Does my impaired autonomic nervous system function during sleep represent a normal age-related change, or can I improve it? As an athlete, I want to maximize the stable non-REM fraction of my sleep. That’s when “all the good stuff happens,” particularly the release of testosterone and growth hormone.

Unlike my clear victory over obstructive sleep apnea, I’m still working to overcome my impaired autonomic nervous system. I’ve expanded my meditation practice, targeting 20 minutes in the morning and 12 minutes before bedtime. (If you’d like to join me, review my step-by-step meditation guide.)

I’m also trying a very low dose of the antidepressant Lexapro, which I’ve used successfully to treat mild depression in the past. I’m not currently depressed, but there is a high probability that depression may be associated with a distinctive form of autonomic nervous system dysfunction during sleep.

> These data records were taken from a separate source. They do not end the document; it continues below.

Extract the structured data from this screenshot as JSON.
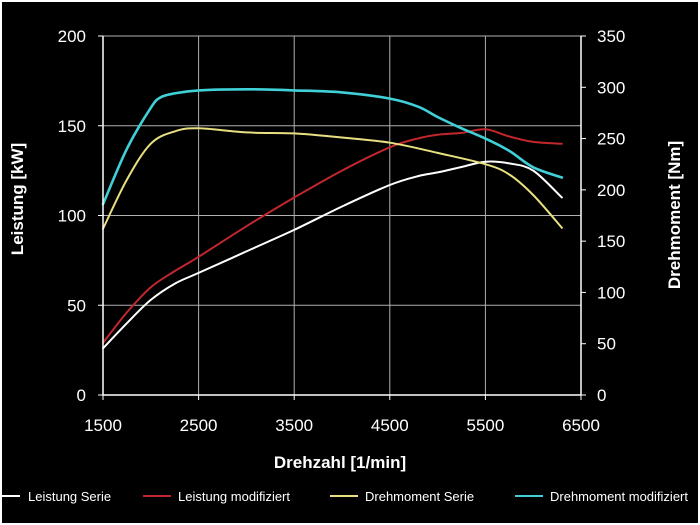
{
  "chart_data": {
    "type": "line",
    "xlabel": "Drehzahl [1/min]",
    "ylabel_left": "Leistung [kW]",
    "ylabel_right": "Drehmoment [Nm]",
    "xlim": [
      1500,
      6500
    ],
    "ylim_left": [
      0,
      200
    ],
    "ylim_right": [
      0,
      350
    ],
    "xticks": [
      "1500",
      "2500",
      "3500",
      "4500",
      "5500",
      "6500"
    ],
    "yticks_left": [
      "0",
      "50",
      "100",
      "150",
      "200"
    ],
    "yticks_right": [
      "0",
      "50",
      "100",
      "150",
      "200",
      "250",
      "300",
      "350"
    ],
    "grid": true,
    "legend_position": "bottom",
    "series": [
      {
        "name": "Leistung Serie",
        "axis": "left",
        "color": "#ffffff",
        "x": [
          1500,
          1750,
          2000,
          2250,
          2500,
          3000,
          3500,
          4000,
          4500,
          4800,
          5000,
          5250,
          5500,
          5750,
          6000,
          6300
        ],
        "y": [
          26,
          40,
          53,
          62,
          68,
          80,
          92,
          105,
          117,
          122,
          124,
          127,
          130,
          129,
          125,
          110
        ]
      },
      {
        "name": "Leistung modifiziert",
        "axis": "left",
        "color": "#c1272d",
        "x": [
          1500,
          1750,
          2000,
          2250,
          2500,
          3000,
          3500,
          4000,
          4500,
          4800,
          5000,
          5250,
          5500,
          5750,
          6000,
          6300
        ],
        "y": [
          29,
          46,
          60,
          69,
          77,
          94,
          110,
          125,
          138,
          143,
          145,
          146,
          148,
          144,
          141,
          140
        ]
      },
      {
        "name": "Drehmoment Serie",
        "axis": "right",
        "color": "#e8e080",
        "x": [
          1500,
          1750,
          2000,
          2250,
          2500,
          3000,
          3500,
          4000,
          4500,
          5000,
          5500,
          5750,
          6000,
          6300
        ],
        "y": [
          162,
          210,
          245,
          257,
          260,
          256,
          255,
          251,
          246,
          236,
          225,
          215,
          195,
          163
        ]
      },
      {
        "name": "Drehmoment modifiziert",
        "axis": "right",
        "color": "#40d0d8",
        "x": [
          1500,
          1750,
          2000,
          2100,
          2250,
          2500,
          3000,
          3500,
          4000,
          4500,
          4800,
          5000,
          5250,
          5500,
          5750,
          6000,
          6300
        ],
        "y": [
          186,
          240,
          280,
          290,
          294,
          297,
          298,
          297,
          295,
          289,
          281,
          271,
          260,
          250,
          238,
          222,
          212
        ]
      }
    ]
  }
}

My sleep data may represent a low-grade depression that medication can improve. The jury is still out on these interventions — I’ll keep you posted.

Quote: The Transformation of Sleep Medicine

My Take on the SleepImage Ring

The SleepImage Ring represents a transformation in sleep medicine. More patients can be conveniently screened for sleep disorders, and more people can be effectively treated, especially those with obstructive sleep apnea.

Previously, only those with obvious obstructive sleep apnea symptoms underwent testing. Many people have the illness and don’t know it — I was one of them. They can now be diagnosed through greater use of sleep testing.

Also, less than half of people who are prescribed a CPAP machine to treat their obstructive sleep apnea can tolerate using it. Now we can use a trial-and-error method to build effective treatment regimens for those with mild and moderate obstructive sleep apnea, sparing them a CPAP machine.

The sleep medicine revolution has begun!